This is Matt and Kitty's story as seen through her eyes. Some of it recounts scenes that doc already described, but here they are as she sees them.
This story includes some characters from Gunsmoke, and some of my own. They seem to play well together. It is not written for financial gain, just for the satisfaction of telling a story.
The Black Bag
Chapter 1, (Prologue)
Kitty
It was a long quiet journey back to Baltimore after Doc's funeral, everyone hiding in their own thoughts. The train had left Dodge early in the morning. Kevin had bought the tickets, and the train depot was so empty that I am sure very few people saw us, and none of those that did knew who we were.
It was almost sad to see the city that we once knew so well. So much of our lives and so many of our memories were there on its dusty streets and in its wooden buildings. It had changed beyond belief, much quieter in many ways, more stores, cleaner saloons and fewer cowboys.
We had been unable to get sleeper cars, so most of the time, between visits to the dining car, we dozed or sat and looked at each other. The trip took the best part of four days and by the time we reached Baltimore, we were all feeling pretty tired as well as dirty from the soot and smoke of the engine. I noticed Matt was having a lot of trouble with his back after sitting in those seats for so many hours and I was glad Kevin was there to help us.

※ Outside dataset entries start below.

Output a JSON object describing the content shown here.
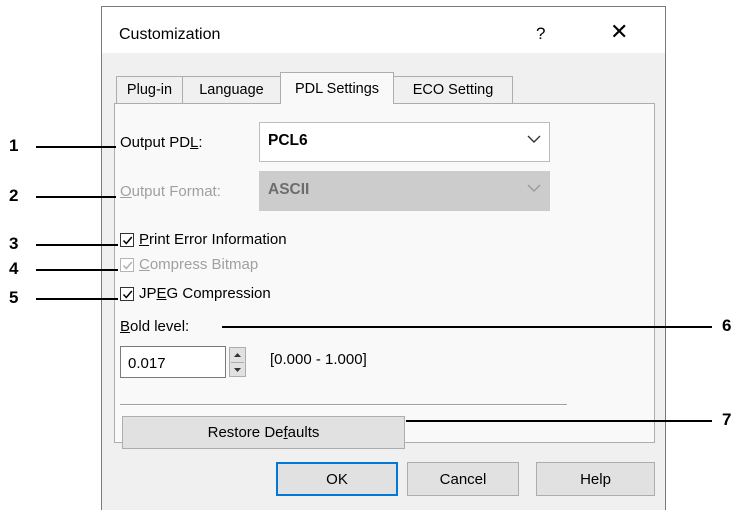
{
  "dialog": {
    "title": "Customization",
    "help_label": "?",
    "close_label": "✕"
  },
  "tabs": [
    {
      "label": "Plug-in",
      "active": false
    },
    {
      "label": "Language",
      "active": false
    },
    {
      "label": "PDL Settings",
      "active": true
    },
    {
      "label": "ECO Setting",
      "active": false
    }
  ],
  "output_pdl": {
    "label_pre": "Output PD",
    "label_key": "L",
    "label_post": ":",
    "value": "PCL6"
  },
  "output_format": {
    "label_key": "O",
    "label_rest": "utput Format:",
    "value": "ASCII",
    "disabled": true
  },
  "print_error": {
    "label_key": "P",
    "label_rest": "rint Error Information",
    "checked": true
  },
  "compress_bitmap": {
    "label_key": "C",
    "label_rest": "ompress Bitmap",
    "checked": true,
    "disabled": true
  },
  "jpeg_compression": {
    "label_pre": "JP",
    "label_key": "E",
    "label_post": "G Compression",
    "checked": true
  },
  "bold_level": {
    "label_key": "B",
    "label_rest": "old level:",
    "value": "0.017",
    "range": "[0.000 - 1.000]"
  },
  "restore_defaults": {
    "label_pre": "Restore De",
    "label_key": "f",
    "label_post": "aults"
  },
  "footer": {
    "ok": "OK",
    "cancel": "Cancel",
    "help": "Help"
  },
  "callouts": [
    "1",
    "2",
    "3",
    "4",
    "5",
    "6",
    "7"
  ]
}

It was mid afternoon before we got back to Kevin's home near the university. Russ – Russell Mathew Dillon, had been staying with Marilyn and the boys while we were gone. Our friends had two sons, one a few months older than Russ, who himself was just coming up for his 8th birthday, and the other a couple of years younger. Marilyn was pregnant with a third child. I was somewhat envious, having wanted another myself, but I knew we had left it a little too late. Even so Russ was a pleasure, and it made me proud to watch him grow and develop his own ways. A lot of them were like his father, he was quietly determined in everything he did, he had an innate sense of justice and generally wanted to set the world to rights. Sadly I could also see occasions when he showed some of my temper, but he was trying to learn how to control it.

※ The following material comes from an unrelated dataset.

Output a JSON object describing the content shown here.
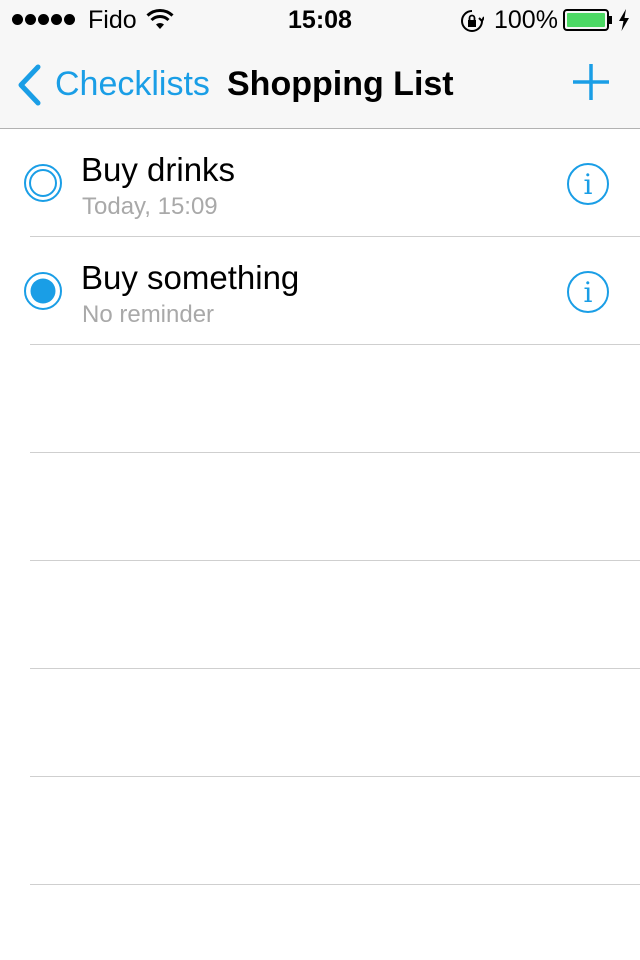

Russ went to help Kevin with our bags. When everything had been brought to the house, he went back to check the wagon and found Doc's black medical bag under the front seat. I saw how he picked it up and looked at it, almost like it meant as much to him as it did to Matt and I.
Kevin had told my husband to go lie down for a while and take the weight off his back. Of course Matt protested but after a while I noticed he did just that. He said he planned to go to the office tomorrow, but I didn't think he would make it – it would mean a five-hour ride, and half of that on horseback.

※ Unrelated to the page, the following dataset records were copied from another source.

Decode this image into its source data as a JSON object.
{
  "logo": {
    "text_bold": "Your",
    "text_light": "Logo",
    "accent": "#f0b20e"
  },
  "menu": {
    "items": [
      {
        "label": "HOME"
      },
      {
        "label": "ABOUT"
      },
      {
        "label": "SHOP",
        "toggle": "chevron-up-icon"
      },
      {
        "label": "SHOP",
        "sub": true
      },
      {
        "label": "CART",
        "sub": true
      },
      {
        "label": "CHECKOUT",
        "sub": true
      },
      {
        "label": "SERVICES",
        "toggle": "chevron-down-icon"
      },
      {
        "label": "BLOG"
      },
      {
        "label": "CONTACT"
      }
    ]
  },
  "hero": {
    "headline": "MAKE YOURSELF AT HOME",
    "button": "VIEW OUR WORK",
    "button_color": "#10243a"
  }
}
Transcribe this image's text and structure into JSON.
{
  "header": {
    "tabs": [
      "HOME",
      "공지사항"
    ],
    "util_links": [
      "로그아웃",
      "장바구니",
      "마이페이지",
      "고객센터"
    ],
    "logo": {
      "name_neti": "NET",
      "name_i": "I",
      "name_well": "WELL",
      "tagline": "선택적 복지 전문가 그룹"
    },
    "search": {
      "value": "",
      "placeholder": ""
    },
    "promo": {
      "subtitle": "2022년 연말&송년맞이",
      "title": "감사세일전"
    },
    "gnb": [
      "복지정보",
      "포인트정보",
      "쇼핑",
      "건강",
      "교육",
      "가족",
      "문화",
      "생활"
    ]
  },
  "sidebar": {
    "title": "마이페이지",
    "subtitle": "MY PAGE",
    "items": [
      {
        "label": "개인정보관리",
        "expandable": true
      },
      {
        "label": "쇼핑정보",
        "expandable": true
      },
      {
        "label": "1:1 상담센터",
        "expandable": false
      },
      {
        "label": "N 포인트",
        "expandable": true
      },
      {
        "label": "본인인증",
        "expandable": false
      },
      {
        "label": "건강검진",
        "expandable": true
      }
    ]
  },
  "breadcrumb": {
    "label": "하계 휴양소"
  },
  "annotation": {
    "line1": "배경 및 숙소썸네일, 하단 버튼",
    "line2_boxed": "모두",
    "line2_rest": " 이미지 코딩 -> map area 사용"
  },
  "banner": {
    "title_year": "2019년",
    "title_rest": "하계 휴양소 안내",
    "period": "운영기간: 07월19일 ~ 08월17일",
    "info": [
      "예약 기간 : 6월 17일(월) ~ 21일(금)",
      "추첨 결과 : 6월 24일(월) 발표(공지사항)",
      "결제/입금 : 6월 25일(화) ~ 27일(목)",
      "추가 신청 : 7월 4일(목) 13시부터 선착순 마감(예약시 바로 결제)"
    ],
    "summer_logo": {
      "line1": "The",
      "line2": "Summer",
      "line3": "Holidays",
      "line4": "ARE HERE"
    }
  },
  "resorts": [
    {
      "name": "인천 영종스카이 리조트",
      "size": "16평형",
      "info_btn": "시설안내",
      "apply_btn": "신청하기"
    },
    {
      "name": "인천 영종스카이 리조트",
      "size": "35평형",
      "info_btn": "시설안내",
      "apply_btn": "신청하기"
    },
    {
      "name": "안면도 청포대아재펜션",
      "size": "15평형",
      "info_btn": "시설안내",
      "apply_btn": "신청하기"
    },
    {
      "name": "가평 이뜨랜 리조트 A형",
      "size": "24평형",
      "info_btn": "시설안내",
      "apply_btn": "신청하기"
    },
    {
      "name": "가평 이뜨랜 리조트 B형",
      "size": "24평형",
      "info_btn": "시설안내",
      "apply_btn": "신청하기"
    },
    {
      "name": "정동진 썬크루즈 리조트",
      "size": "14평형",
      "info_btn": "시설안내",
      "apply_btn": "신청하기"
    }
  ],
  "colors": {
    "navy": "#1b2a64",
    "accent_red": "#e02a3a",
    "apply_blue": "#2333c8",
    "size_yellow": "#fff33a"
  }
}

We spent the night there in Baltimore. In the morning Russ hitched up the team and Matt let him drive us out to the ranch. He still said he had to go into the office because we had been gone about ten days and the paper work would be building up but by the time we got home he found things to do and justified to himself not having to head out till the next morning.
Our lives got back on schedule. Matt hung Doc's shingle over the mantle, and Russ asked endless questions about it and the black medical bag we had brought home.
A couple of months went by and then one evening Matt returned with a large envelope. He placed it on his desk in the small room we had designated as his office at home. It was a Friday and Russ had gone to stay with Kevin's boys for the night so the house was quiet. We had finished supper, Matt built up a nice fire in the hearth then got the envelope and asked me to come sit by him on the settee – it was the one I had had in my rooms at the Long Branch. Somehow we had managed to get it and the old brass bed, along with some smaller items, shipped out here without attracting attention. Those two pieces of furniture held so many memories for us both that we could not have let them disappear from our lives.
He opened the envelope and handed the thick stack of papers to me.
As I looked at the first few lines I realized what it was. I recognized Doc's careful script.
"Where did this come from?" I asked him. My voice was almost cracking with emotion.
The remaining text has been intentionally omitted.